“There has been a new dynamic in Libya,” Abdoulaye Bathily said, urging authorities to meet the people’s expectation that they will be able to choose new leaders via the ballot box, and deliver on all their commitments. “All international partners should support the current momentum and speak with one voice on Libyan matters.”
“Intensive consultations have taken place amongst security actors; institutional and political leaders have also taken action to move the political process forward,” he said, providing a snapshot of developments since he last briefed the Council in February.
Indeed, the international community should remain mobilized and vigilant to further enable the activity of Libya’s institutions and political actors towards elections, the Special Representative said.
While the overall security situation remains tense, the ceasefire continues to hold and there were positive developments on cooperation between the Libyan Army under the control of the internationally-recognized Government and the rival Libyan National Army, and on the withdrawal of foreign fighters and mercenaries, said Mr.

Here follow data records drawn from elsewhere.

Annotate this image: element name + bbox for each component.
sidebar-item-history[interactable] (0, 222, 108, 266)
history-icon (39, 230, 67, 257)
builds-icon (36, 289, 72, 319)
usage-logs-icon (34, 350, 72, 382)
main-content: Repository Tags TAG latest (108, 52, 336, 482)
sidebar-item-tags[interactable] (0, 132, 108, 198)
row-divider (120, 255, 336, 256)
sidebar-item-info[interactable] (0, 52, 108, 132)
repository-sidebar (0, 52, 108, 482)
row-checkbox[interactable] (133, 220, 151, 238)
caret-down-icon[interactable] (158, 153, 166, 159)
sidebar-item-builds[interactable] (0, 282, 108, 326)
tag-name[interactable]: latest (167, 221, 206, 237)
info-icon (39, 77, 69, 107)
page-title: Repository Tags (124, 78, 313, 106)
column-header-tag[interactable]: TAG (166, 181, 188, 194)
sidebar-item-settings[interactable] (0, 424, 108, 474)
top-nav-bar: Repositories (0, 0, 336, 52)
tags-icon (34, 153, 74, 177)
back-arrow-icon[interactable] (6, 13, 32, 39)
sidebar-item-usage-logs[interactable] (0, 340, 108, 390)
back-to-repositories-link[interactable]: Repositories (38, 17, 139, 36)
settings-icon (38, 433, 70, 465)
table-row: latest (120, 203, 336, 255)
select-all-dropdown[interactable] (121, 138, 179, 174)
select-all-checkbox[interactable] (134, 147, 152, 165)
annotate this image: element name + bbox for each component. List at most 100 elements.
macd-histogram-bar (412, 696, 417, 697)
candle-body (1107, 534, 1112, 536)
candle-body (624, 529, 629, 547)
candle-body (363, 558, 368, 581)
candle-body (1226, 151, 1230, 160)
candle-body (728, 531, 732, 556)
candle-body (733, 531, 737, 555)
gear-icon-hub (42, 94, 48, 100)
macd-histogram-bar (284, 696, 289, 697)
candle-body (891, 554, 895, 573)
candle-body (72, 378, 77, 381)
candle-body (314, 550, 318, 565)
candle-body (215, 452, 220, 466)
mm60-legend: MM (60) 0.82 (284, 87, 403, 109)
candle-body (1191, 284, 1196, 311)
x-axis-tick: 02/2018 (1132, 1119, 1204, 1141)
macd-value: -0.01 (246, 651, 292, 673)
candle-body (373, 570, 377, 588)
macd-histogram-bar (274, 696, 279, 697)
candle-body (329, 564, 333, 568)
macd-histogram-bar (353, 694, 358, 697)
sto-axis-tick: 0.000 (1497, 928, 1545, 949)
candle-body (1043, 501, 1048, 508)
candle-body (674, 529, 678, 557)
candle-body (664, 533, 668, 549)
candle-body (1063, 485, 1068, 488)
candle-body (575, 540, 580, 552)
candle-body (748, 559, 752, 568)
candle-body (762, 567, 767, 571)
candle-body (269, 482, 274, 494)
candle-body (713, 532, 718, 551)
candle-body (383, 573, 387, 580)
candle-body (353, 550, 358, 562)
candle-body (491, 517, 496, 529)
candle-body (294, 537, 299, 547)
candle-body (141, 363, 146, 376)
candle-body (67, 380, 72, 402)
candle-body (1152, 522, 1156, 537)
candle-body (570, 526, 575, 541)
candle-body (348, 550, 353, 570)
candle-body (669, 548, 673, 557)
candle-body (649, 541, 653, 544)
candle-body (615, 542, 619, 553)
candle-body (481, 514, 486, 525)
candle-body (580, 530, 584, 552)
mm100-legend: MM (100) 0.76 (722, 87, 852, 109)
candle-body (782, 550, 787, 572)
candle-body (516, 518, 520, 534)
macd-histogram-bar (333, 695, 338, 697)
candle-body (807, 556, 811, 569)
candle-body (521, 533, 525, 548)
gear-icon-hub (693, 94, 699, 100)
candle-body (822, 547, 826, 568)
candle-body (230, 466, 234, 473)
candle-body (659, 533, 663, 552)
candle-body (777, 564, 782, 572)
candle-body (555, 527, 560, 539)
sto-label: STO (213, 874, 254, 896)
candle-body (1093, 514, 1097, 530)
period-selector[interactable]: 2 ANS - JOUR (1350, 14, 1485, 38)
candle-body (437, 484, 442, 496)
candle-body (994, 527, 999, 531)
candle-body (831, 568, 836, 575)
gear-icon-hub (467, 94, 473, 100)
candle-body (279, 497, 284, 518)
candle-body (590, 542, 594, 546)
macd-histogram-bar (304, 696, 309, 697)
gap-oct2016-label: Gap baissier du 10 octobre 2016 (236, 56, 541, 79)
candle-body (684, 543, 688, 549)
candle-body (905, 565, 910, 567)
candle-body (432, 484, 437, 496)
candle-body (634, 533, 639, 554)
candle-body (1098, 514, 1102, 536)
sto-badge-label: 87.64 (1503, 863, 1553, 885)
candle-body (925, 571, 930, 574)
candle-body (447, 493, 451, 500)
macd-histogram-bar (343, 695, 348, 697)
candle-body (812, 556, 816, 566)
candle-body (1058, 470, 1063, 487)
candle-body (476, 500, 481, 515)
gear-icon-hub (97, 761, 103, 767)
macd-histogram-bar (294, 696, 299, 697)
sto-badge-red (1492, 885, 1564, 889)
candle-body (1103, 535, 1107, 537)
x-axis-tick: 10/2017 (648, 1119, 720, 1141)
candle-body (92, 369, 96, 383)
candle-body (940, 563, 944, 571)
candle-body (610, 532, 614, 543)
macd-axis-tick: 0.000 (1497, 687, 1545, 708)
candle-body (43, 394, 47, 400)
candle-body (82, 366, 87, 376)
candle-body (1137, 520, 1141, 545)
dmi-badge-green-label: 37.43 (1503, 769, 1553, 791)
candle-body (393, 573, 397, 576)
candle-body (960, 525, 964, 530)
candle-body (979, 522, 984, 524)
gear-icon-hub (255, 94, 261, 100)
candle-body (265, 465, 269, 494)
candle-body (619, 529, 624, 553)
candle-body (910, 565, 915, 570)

Bathily, who also heads the UN mission in Libya (UNSMIL).
On the issue of the return of foreign fighters and mercenaries from Libya, the Special Representative travelled to Chad, Niger, and Sudan to discuss with leaders there, how best to improve conditions to make that happen.
“The withdrawal of foreign fighters should be conducted in a coordinated, sequenced and synchronised manner to ensure that they do not become a threat to the security of their home countries,” he said, adding that the process should also contribute to combatting terrorism, illegal gold mining, human and drug trafficking and all forms of criminality affecting border areas.
Outlining progress on a number of other fronts, he said the active mobilization of all those with a vested interest in the political future, including the Presidential Council, the Government, the House of Representatives and the High State Council, is key to achieving consensus on political matters, security issues as well as questions pertaining to the participation of women and youth.
During the reporting period, civic space was further restricted, and operations of civil society organizations deemed illegal, he said.
Pointing to recent human rights reports recommending further efforts to combat impunity, he urged Libyan authorities to rise to their obligations, ensure accountability, and provide more space for the action of civil society organizations.
Turning to the electoral process, he said it offers a unique opportunity to mobilize the entire country to ensure peaceful, inclusive, free, and fair elections.
In this vein, he said he engaged key Libyan political leaders through “shuttle diplomacy” to seek common ground and encourage them to make compromises that will “clear a path to elections”.
“They all expressed their readiness to discuss the parameters of the organization of elections,” he said, welcoming their commitment and calling for the translation of their engagement into concrete steps on the ground. “This action will continue and intensify as relevant actors will need to negotiate and agree on the most contentious issues pertaining to the holding of inclusive elections this year.”
For purposes of promoting national solidarity, furthering national reconciliation, strengthening the ceasefire, and mobilizing all armed actors for election security, the Special Representative said he has facilitated the 5+5 Joint Military Commission’s engagement with Libyan security and military actors, including other armed groups from the country’s three regions.
“These meetings were of great symbolic value on the path to reconciling and unifying the country,” he said, urge political actors to follow the example set by military and security leaders. “As a result, on 8 April, Libyan National Army authorities released six detainees from western Libya as a confidence-building measure.”
Several rounds of consultations in Tripoli, Benghazi, and Sebha, with Libyans representing civil society, women, youth, and political parties, had amplified their views on elections and demands for greater inclusion, he said.
“It is vital for the success of elections that all parts of Libyan society are involved and have their voices heard, and that the electoral campaign provides an opportunity for a peaceful competition of visions and programmes and not an occasion that triggers hate speech and violence,” he said.
UNSMIL provided technical expertise for preparing election laws alongside support to the “6+6 Committee” of the House of Representatives and High State Council, he said, urging leaders of both chambers to expedite efforts and publish a timebound work programme.
For its part, he said, UNSMIL will intensify its facilitation and mediation, through the multiple, interdependent, and mutually reinforcing axes of the mission’s comprehensive approach, to support the realization of all political, legal, and security requirements so elections can go ahead, later this year.